If Only I Couldthat feeling of hurting someone that trust and loved you 100% is probably the worse you'll ever encounter in your lifetime. I wish I could undo that very moment when i hurted him. no guy has ever treated me the way he did before, messing around with a married that i thought i was somehow ''in love'' with only because he did something no1 ever did to me before. but because of this i lost the respect of many persons around me, including my mother. if only i could undo this but a friend of mine who has always been there for me told me that i shouldn't live my life wit regrets, just look at it as mistakes and learn from then. if i had listened to her before non of this would've happen. i want to cry but its like i have no tears.

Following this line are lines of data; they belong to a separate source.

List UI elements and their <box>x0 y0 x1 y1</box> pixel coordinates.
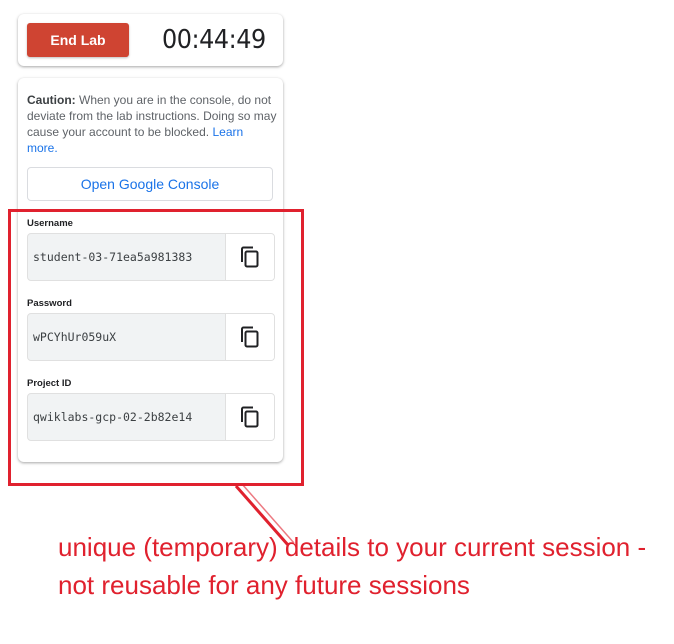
lab-panel-screenshot: End Lab 00:44:49 Caution: When you are i… <box>0 0 674 644</box>
annotation-text: unique (temporary) details to your curre… <box>58 532 647 600</box>
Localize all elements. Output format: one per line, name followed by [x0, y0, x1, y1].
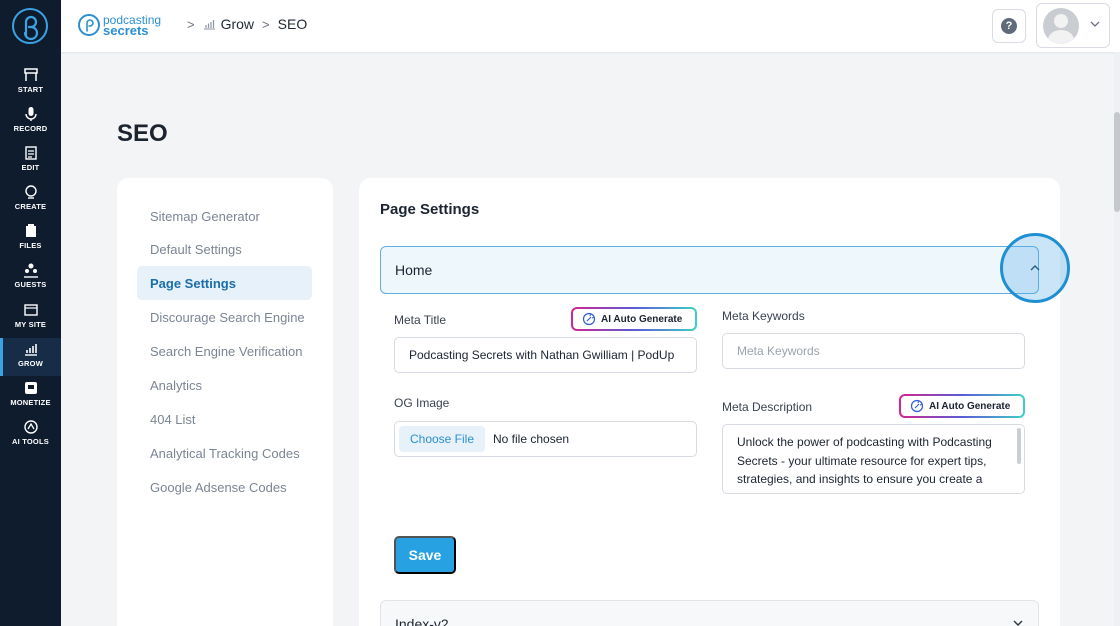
breadcrumb-separator: >	[187, 16, 195, 32]
rail-item-label: EDIT	[21, 163, 40, 172]
chevron-up-icon	[1030, 265, 1040, 271]
help-icon: ?	[1001, 18, 1017, 34]
app-logo-icon[interactable]	[12, 8, 48, 44]
accordion-header-index-v2[interactable]: Index-v2	[380, 600, 1039, 626]
menu-item-default-settings[interactable]: Default Settings	[137, 232, 312, 266]
choose-file-button[interactable]: Choose File	[399, 426, 485, 452]
help-button[interactable]: ?	[992, 9, 1026, 43]
meta-description-textarea[interactable]: Unlock the power of podcasting with Podc…	[722, 424, 1025, 494]
user-menu-button[interactable]	[1036, 3, 1110, 48]
rail-item-grow[interactable]: GROW	[0, 338, 61, 376]
rail-item-label: MY SITE	[14, 320, 47, 329]
rail-item-label: GUESTS	[14, 280, 47, 289]
breadcrumb-separator: >	[262, 16, 270, 32]
chevron-down-icon	[1013, 620, 1023, 626]
meta-keywords-label: Meta Keywords	[722, 309, 805, 323]
ai-generate-description-button[interactable]: AI Auto Generate	[899, 394, 1025, 418]
card-title: Page Settings	[380, 201, 480, 218]
start-icon	[23, 68, 38, 81]
top-header: podcasting secrets > Grow > SEO ?	[61, 0, 1120, 52]
page-scrollbar-thumb[interactable]	[1114, 112, 1120, 212]
rail-item-edit[interactable]: EDIT	[0, 142, 61, 180]
left-rail: START RECORD EDIT CREATE FILES GUESTS MY…	[0, 0, 61, 626]
guests-icon	[23, 263, 38, 278]
meta-description-text: Unlock the power of podcasting with Podc…	[737, 435, 992, 493]
og-image-label: OG Image	[394, 396, 450, 410]
grow-chart-icon	[203, 20, 215, 30]
page-scrollbar[interactable]	[1114, 52, 1120, 626]
menu-item-search-engine-verification[interactable]: Search Engine Verification	[137, 334, 312, 368]
meta-title-input[interactable]: Podcasting Secrets with Nathan Gwilliam …	[394, 337, 697, 373]
ai-generate-title-button[interactable]: AI Auto Generate	[571, 307, 697, 331]
brand-text: podcasting secrets	[103, 14, 161, 38]
ai-generate-title-inner: AI Auto Generate	[573, 309, 695, 329]
ai-generate-label: AI Auto Generate	[601, 313, 683, 325]
rail-item-label: GROW	[18, 359, 43, 368]
rail-item-files[interactable]: FILES	[0, 220, 61, 258]
rail-item-label: CREATE	[14, 202, 47, 211]
menu-item-discourage-search-engine[interactable]: Discourage Search Engine	[137, 300, 312, 334]
collapse-toggle-button[interactable]	[1000, 233, 1070, 303]
create-icon	[24, 185, 37, 199]
avatar	[1043, 8, 1079, 44]
accordion-header-home[interactable]: Home	[380, 233, 1070, 303]
menu-item-sitemap-generator[interactable]: Sitemap Generator	[137, 199, 312, 233]
my-site-icon	[23, 304, 38, 316]
save-button[interactable]: Save	[394, 536, 456, 574]
rail-item-ai-tools[interactable]: AI TOOLS	[0, 416, 61, 454]
no-file-text: No file chosen	[493, 432, 570, 446]
breadcrumb: > Grow > SEO	[179, 16, 307, 32]
chevron-down-icon	[1090, 21, 1100, 27]
rail-item-guests[interactable]: GUESTS	[0, 259, 61, 297]
ai-generate-label: AI Auto Generate	[929, 400, 1011, 412]
seo-settings-menu: Sitemap Generator Default Settings Page …	[117, 178, 333, 626]
menu-item-analytical-tracking-codes[interactable]: Analytical Tracking Codes	[137, 436, 312, 470]
ai-generate-description-inner: AI Auto Generate	[901, 396, 1023, 416]
menu-item-analytics[interactable]: Analytics	[137, 368, 312, 402]
menu-item-404-list[interactable]: 404 List	[137, 402, 312, 436]
rail-item-monetize[interactable]: MONETIZE	[0, 377, 61, 415]
files-icon	[25, 224, 36, 237]
menu-item-google-adsense-codes[interactable]: Google Adsense Codes	[137, 470, 312, 504]
brand-line-2: secrets	[103, 22, 149, 38]
og-image-file-input[interactable]: Choose File No file chosen	[394, 421, 697, 457]
textarea-scrollbar[interactable]	[1017, 428, 1021, 464]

if only i could talk to him right now, if only i could see him right now, but i understand that he needs his ti,e apart because honestly i know how much he 's hurting right now and i wish i could take the pain away but unfortunately i cant. i hope he knows how much i still care for him, how much i still love him, how much i anticipate his calls. he came into my life at a point where i felt like giving up, he didn't care what others had to say about me, he'd be there when i needed him, he'd never hide anything from me, he'll always let me read his texts , answer his calls, anything but sleeping with a married man was something i couldn't come straight to him with even though i wanted to. nothing would thrill me more to get a text from him or a phone call. i just wish i had one more chance to make things right with my life, with him, with my mom, everyone. i feel like giving up right now but i still feel hope is there for me to carry on even though i dont feel it.i am soo sorry for all those that i've hruted especially that man's wife, she hates my guts but now i really get why. i wish i had a chance to make things right with her now. i still pray because i have great faith in the lord, n i know he'll make into a better person one of these days. i wish i had my mother to talk to to just let her now how sincerely sorry i am for causing this much pain. if only i hadn't break his heart like this. I want a complete do over in my life. I wish i could be somewhere so far from home to help me forget about the person i once was.
honestly to most persons who will read this you'll wonder how awful i was at such a young age but i am not a really bad person, just been in bad situations that tend to get the better of me most times in my life. i wanna make things right now in my life, turn a clean page to a fresh life. even if he never speaks to me again which i pray he does, i'll have to accept his decisions and move on with my life. I was thinking about him, thinking of me, thinking about us what we gonna be, open my eyes yeah it was only just a dream.if only i could undo all that happened to me in my life. if only i could. I want to u to know that am not living life, not eating right until ur here with me again.